Era lo único que podía decir. Sus ojos se desviaron hacia el televisor que estaba por encima de mi hombro izquierdo.

– ¿Qué hora es ya, Harry?

Esta vez miré mi reloj.

– Y veinte. ¿Qué prisa tienes, Law? ¿Estás esperando a alguien?

– No, es que quiero ver un programa de Court TV. Lo dan a las doce. Me gusta Rikki Klieman.

– Entonces aún tienes tiempo para hablar conmigo. ¿Por qué no te pones un reloj más grande?

– No me lo daría. Dice que el doctor opina que es malo para mí que mire un reloj.

– Quizá tenga razón.

Fue un comentario equivocado. Vi que la ira se abría paso en su mirada e inmediatamente lamenté mis palabras.

– Lo siento. No debería…

– ¿Sabes lo que es no poder levantar la muñeca para mirar tu puto reloj?

– No, Law, no tengo ni idea.

– ¿Sabes lo que es cagarse en una bolsa y que tu mujer la lleve al váter? ¿Tener que pedírselo todo a ella, incluido un sorbo de whisky?

– Lo siento, Law.

– Sí, lo sientes. Todo el mundo lo siente, pero nadie…

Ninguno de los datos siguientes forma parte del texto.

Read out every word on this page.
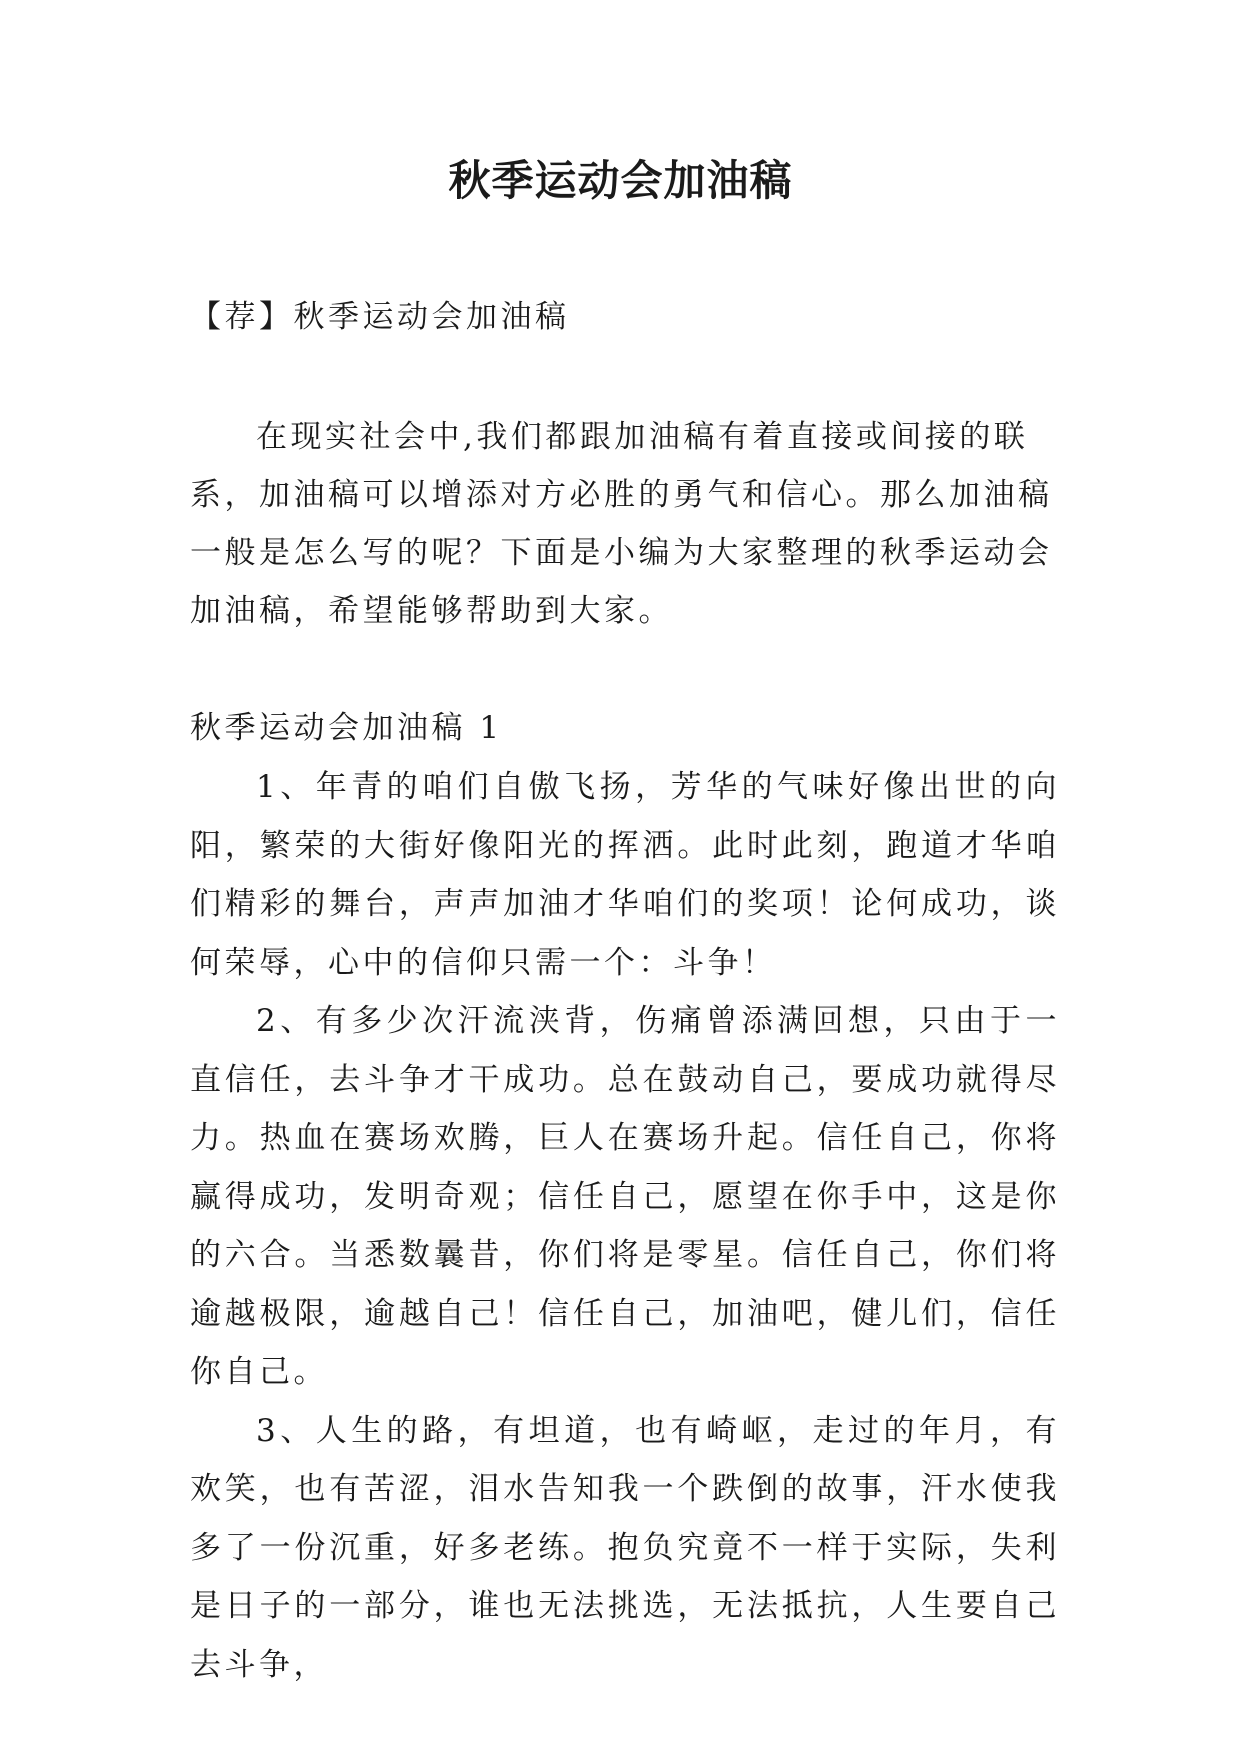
秋季运动会加油稿
【荐】秋季运动会加油稿

在现实社会中,我们都跟加油稿有着直接或间接的联系，加油稿可以增添对方必胜的勇气和信心。那么加油稿一般是怎么写的呢？下面是小编为大家整理的秋季运动会加油稿，希望能够帮助到大家。

秋季运动会加油稿 1

1、年青的咱们自傲飞扬，芳华的气味好像出世的向阳，繁荣的大街好像阳光的挥洒。此时此刻，跑道才华咱们精彩的舞台，声声加油才华咱们的奖项！论何成功，谈何荣辱，心中的信仰只需一个：斗争！

2、有多少次汗流浃背，伤痛曾添满回想，只由于一直信任，去斗争才干成功。总在鼓动自己，要成功就得尽力。热血在赛场欢腾，巨人在赛场升起。信任自己，你将赢得成功，发明奇观；信任自己，愿望在你手中，这是你的六合。当悉数曩昔，你们将是零星。信任自己，你们将逾越极限，逾越自己！信任自己，加油吧，健儿们，信任你自己。

3、人生的路，有坦道，也有崎岖，走过的年月，有欢笑，也有苦涩，泪水告知我一个跌倒的故事，汗水使我多了一份沉重，好多老练。抱负究竟不一样于实际，失利是日子的一部分，谁也无法挑选，无法抵抗，人生要自己去斗争，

No terminó la frase. Pareció arrancar el final de la frase como un perro que muerde un pedazo de carne cruda. Apartó la mirada y se quedó callado. Yo también me quedé un buen rato en silencio, hasta que pensé que se había tragado la rabia hasta un pozo de frustración y pena por sí mismo aparentemente sin fondo.

– Eh, ¿Law?

Sus ojos volvieron a fijarse en mí.

– ¿Qué, Harry?

Estaba tranquilo. El momento había pasado.

– Volvamos atrás. Dijiste que ibas a llamarme porque habías olvidado algo cuando hablamos del caso antes. ¿Qué es lo que olvidaste decirme?

– Nadie vino aquí a hablarme del caso, Harry. Tú eres el único. En serio.

– Te creo. Estaba equivocado en eso. Pero ¿qué es lo que olvidaste decirme? ¿Por qué ibas a llamarme?

Cross cerró los ojos un momento, pero enseguida los abrió. Estaban claros y centrados.

– Te dije que Taylor había asegurado el dinero, ¿no?

– Sí, me lo dijiste.

– Lo que olvidé fue que la aseguradora… De repente no recuerdo el nombre de la…

– Global Underwriters. El otro día lo recordaste.

– Sí. Global Underwriters. Una condición del contrato era que el prestamista (BankLA) escaneara los billetes.

– ¿Escanear los billetes? ¿Qué quieres decir?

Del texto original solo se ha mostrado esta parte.